南座前よりは人は少ないものの、まだまだ全くひっそりしてない場所なのに、この佇まい。実に渋い。
幼少時から 「京都 = 四条」 なおけいはんの民たる私は、前だけは5億回以上通ってる店であります。
しかし、中は一度も入ったことがない店であります。ので、入ろうと思うと妙に緊張するのであります。


一度も入ったことがない理由は、先述通り、値段。かぶら蒸し定食4400円也は、メニュー中、最安。
家庭料理とは違う迫力、ヒリヒリと感じます。が、興味に食欲を足せば、勝てない金額でもありません。
また、 「外」 たる者が家庭料理とは違う形でかぶら蒸しと向き合うには、絶好の環境にはなるでしょう。
と、恐怖と期待に震えながら、中へ。あ、でも顔見世の2部を待つ客が大量にいたりしたら、どうしよう。

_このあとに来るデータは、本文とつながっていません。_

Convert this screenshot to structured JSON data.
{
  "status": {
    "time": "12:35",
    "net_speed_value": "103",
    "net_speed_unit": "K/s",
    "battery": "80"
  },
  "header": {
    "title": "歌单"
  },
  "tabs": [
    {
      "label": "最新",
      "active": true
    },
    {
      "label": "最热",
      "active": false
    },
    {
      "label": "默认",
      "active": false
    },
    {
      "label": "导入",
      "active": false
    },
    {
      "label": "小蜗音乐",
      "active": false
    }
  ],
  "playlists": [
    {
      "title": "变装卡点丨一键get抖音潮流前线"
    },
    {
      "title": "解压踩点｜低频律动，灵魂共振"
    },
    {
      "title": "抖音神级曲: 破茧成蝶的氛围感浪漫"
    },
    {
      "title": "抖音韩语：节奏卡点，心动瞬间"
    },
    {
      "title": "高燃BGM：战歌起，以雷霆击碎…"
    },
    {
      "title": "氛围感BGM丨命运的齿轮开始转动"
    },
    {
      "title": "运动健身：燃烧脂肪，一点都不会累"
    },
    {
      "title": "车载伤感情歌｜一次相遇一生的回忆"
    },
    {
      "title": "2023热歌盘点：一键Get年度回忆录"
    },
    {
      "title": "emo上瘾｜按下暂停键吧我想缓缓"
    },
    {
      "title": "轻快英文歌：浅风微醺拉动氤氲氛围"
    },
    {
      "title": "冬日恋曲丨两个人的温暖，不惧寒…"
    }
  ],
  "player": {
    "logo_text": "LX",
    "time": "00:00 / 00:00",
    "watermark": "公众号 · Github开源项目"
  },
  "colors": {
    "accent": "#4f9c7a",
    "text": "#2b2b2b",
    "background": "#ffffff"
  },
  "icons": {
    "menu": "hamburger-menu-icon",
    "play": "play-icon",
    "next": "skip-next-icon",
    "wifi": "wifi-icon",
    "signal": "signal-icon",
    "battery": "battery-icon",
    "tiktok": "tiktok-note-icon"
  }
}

しかし暖簾を潜ると、先客は1組。安心し、 「ひとりなんですけど」 と言いながら、中へ入りました。
外観通りに渋い店内は、道側に座敷席があって、他にはテーブル席が3組ほど。実に良い感じです。
座敷席を薦められましたが、椅子の方が楽なので、テーブル席へ。そして、かぶら蒸し定食を即注文。
隣の厨房から響いてくる、かぶらを擦ってるらしき音を聞きながら、渋き味わいを楽しむこと、しばし。


料理はまず、長いも豆腐の小鉢。生麩と蟹の身も乗ってて、美味し。


次は、ミニ鯖寿司を軸とする八寸。かまぼこの田楽もあって、美味し。


続く刺身は、あたご(?)、鯛、ひらまさ。あと、何かの煮こごり。美味し。


そして遂に来ました、かぶら蒸し。直径30cmくらいの、ビッグサイズな丼です。
蓋がしてあり、見えませんが高台に山葵が格納されてます。早速、開けてみましょう。


開けると、かぶら+出汁という、パッと見的には極めてシンプルなかぶら蒸し。
文字通り擦り下ろし蒸し上げられたかぶらに、餡掛け出汁がたっぷりとかかってます。


見た目はシンプルなかぶら蒸し、食い進めると中から色々な具が出てきます。
かしわグジ、そして鰻まで奥から登場。また餡掛け出汁にも、椎茸などの具が潜伏。


かぶらは、卵白などのつなぎ感は極めて稀薄。味付も、風味を生かす薄味系。
ナチュラルな辛味とふんわりした食感が良く、山葵を使わず全部食ってしまいました。


で、〆は山椒ちりめん御飯。あ、奥に立ってるの、徳利じゃないですよ。


で、食い終わったら、酒呑んでるわけでもないので、すぐ帰ります。勘定は、表のメニュー通り。
家庭料理とは違う、でもそれでいて温もりもある、此地らしいハレな味わいのかぶら蒸しでありました。
店を出た後は、顔見世観るわけでもないのですぐ退散しますが、腹ごなしを兼ね此地をもう少し徘徊。
川端通を挟んだ真向かいから、師走になっても残る紅葉の色越しに、渋い店構えを拝んでみたり。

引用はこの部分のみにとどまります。